Colombo, Sri Lanka: I admit it. Jamie deserves a freakin’ medal

September 25, 2015 Jim 3 Comments

Some people are nice enough to call me quirky while others opt for freakin’ crazy. But Jamie calls me Sheldon because my obsessive/compulsive behavior reminds her of the character on The Big Bang Theory. Some days she says I’m just somewhere out on the edge of the autism spectrum. Other days she’s convinced that I have full-on Aspergers Syndrome.

She may have a point. I accept that I am an odd man. I have enough quirks in my behavior to keep a team of psychologists busy full time.

I used to have an employee who took it upon herself to compile a complete, comprehensive list of all my strange habits and odd mannerisms. Apparently the list had made the rounds of the agency and other employees had a real hoot adding items to the list. By the time it reached its final form, they had alphabetized and categorized 19 separate quirky habits. Other employees told me that originator of the list had also worked up a dead-on impression of me, but I could never persuade her to let me see it. She also declined to show me the list of mannerisms.

Why do I tell you this? Because we were having dinner at Tea Trails the other night and on the table sat a candle that tilted at an odd angle inside a small lantern. Let’s say it was 5 degrees off center. I endured it as long as I could before I was compelled to do what any sane, completely rational person would have done under the same circumstances — I squeezed a finger inside the lantern and attempted to adjust the candle into a perfectly upright position without burning my finger.

I looked across the table and Jamie was rolling her eyes. Well, in the interest of complete journalistic accuracy, I should note that she actually stopped rolling her eyes when I accidentally snuffed out the candle, and said, “No, seriously.
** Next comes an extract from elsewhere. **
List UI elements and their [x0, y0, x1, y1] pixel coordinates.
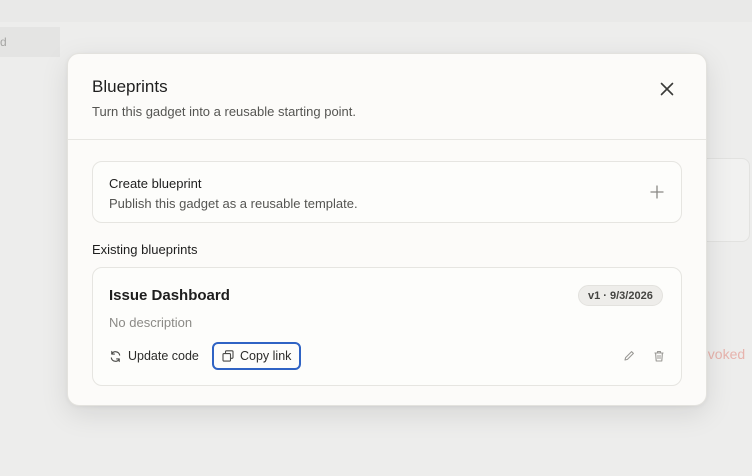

What is wrong with you?”

“The candle wasn’t straight,” I responded.

“And now the candle is still crooked,” she accurately pointed out, “but it doesn’t have a flame.”

A few minutes later the waiter noticed that our candle had gone out, so he whisked away the candle and lantern, re-lit the wick, and returned it to our table.

We continued to eat until Jamie looked at me and said, “You can’t stand it that the candle’s still not straight, can you?”

“Doesn’t bother me,” I lied.

We continued eating.

I fear the woman is some kind of Svengali, mind-reading, spirit witch, because she stopped eating and sighed, “Go ahead. Straighten the candle.”

I did it. I felt better. Much better. What rational person wouldn’t?

OK, the truth is that Jamie deserves a medal for living with me. My obsessive/compulsive habits would probably drive Mahatma Gandhi to violence and yet she merely laughs at them and humors me.

On this trip, for example, I had EVERY detail of our hotels and transportation worked out and reserved months in advance, and color-coded on a series of spreadsheets. I always have to sleep on the side of the bed that has the clock. I must sit on the aisle in airplanes. I won’t sit with my back to the door in restaurants. I must talk to strangers as if they’re my best friends. There’s a website called StatCounter that provides accurate, realtime updates of website traffic and I will stare at the screen and click the refresh button every few seconds for hours until our website traffic reaches a round number. The other night I tried repeatedly to straighten a crooked picture in our hotel room despite the fact that I knew it was nailed securely to the wall. I always order the same meal in each restaurant I go to on a regular basis (at one McKinney restaurant they don’t even wait to ask me what I want. As soon as I walk in the door someone hollers, “Jim!” and my regular order gets to the table almost as soon as I do.)

It’s no wonder I love Jamie. Who else would put up with me?